In Oregon, one of the factors to be considered in deciding custody disputes is each parent’s willingness to foster the children’s relationship with the other parent (assuming that parent is not unfit). A recent case considers the question of how much a parent should subordinate their own interests to ensure the other parent’s relationship is supported. The answer is that if a parent’s decisions cause minor difficulties for the other parent, the courts should not penalize the parent.
The questions arose in a divorce with two children. Both parents developed new relationships after they separated. The father moved in with his girlfriend about 20 miles south of the family home. The mother did not move in with her unemployed boyfriend, but did become pregnant. The father stopped paying the mortgage, and developed a pattern of coming to the family home and letting himself in without knocking. The mother then chose to move in with a roommate about 15 miles north, which reduced her commute to college and the distance to her boyfriend’s home. The father moved into the family home with his girlfriend.
Oregon law sets out six factors to consider in making a child custody decision. In this case, the trial judge focused on willingness to foster the children’s relationship with the other parent, primarily basing her ruling on the move, the decision of the mother to complete her education, and the fact that the mother was having another child. The judge also noted that the move made it more difficult to spend time with the children. Based on those findings, the judge gave custody to the father.
The Court of Appeals reversed and awarded custody to the mother, based on her history as the primary caregiver. First, it disapproved of the trial judge’s reference to the mother’s lifestyle because there was no evidence her lifestyle was likely to harm the children physically or emotionally. Oregon law requires the court to find that potential for harm before lifestyle can be considered, and a lifestyle decision that complicates matters for the other parent is not enough.
Without the lifestyle findings, the only finding by the trial judge that could be considered was that the mother’s move and resulting transfer of the children to a new school made it more difficult for the father to see the children. The Court of Appeals explained that that was not what willingness to foster a relationship is about. Instead, the issue is whether the parents act in a way that encourages or hampers the other parent’s relationship. Simply moving a reasonable distance away is not enough to show interference; parents have to develop their own ability to support themselves and the family. The Court of Appeals wanted to see a severe hampering of the father’s relationship or an intent by the mother to interfere.

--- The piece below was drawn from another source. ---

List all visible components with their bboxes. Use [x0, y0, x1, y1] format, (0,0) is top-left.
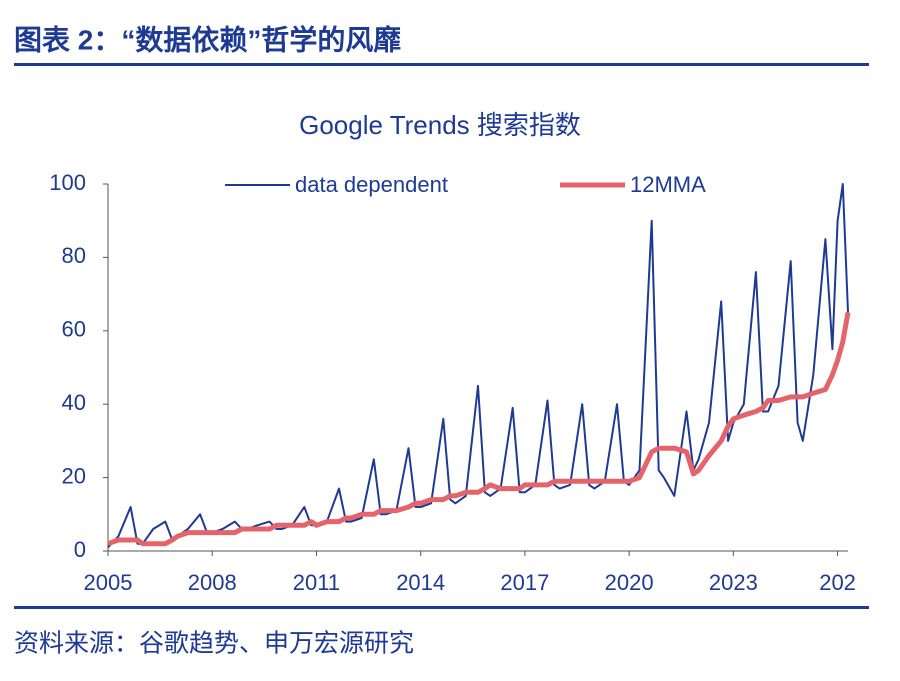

If your case involves a lifestyle decision by the other parent that causes you concern, you should be prepared to discuss how it harms the children. Similarly, if the other parent is questioning your lifestyle, you should gather evidence to show that the children are not affected. If one of the parents in your case is making decisions that might affect the other parent’s relationship with the children, both parents should be prepared to discuss how much difficulty is caused as a result and whether the decision is intended to cause trouble. In general, you may be well served by collecting your evidence and asking a lawyer for an opinion so that you know whether a judge is likely to consider the situation significant enough for it to be a factor in a custody dispute. Remember, in most cases, the parents will have to continue to deal with each other while the children grow up.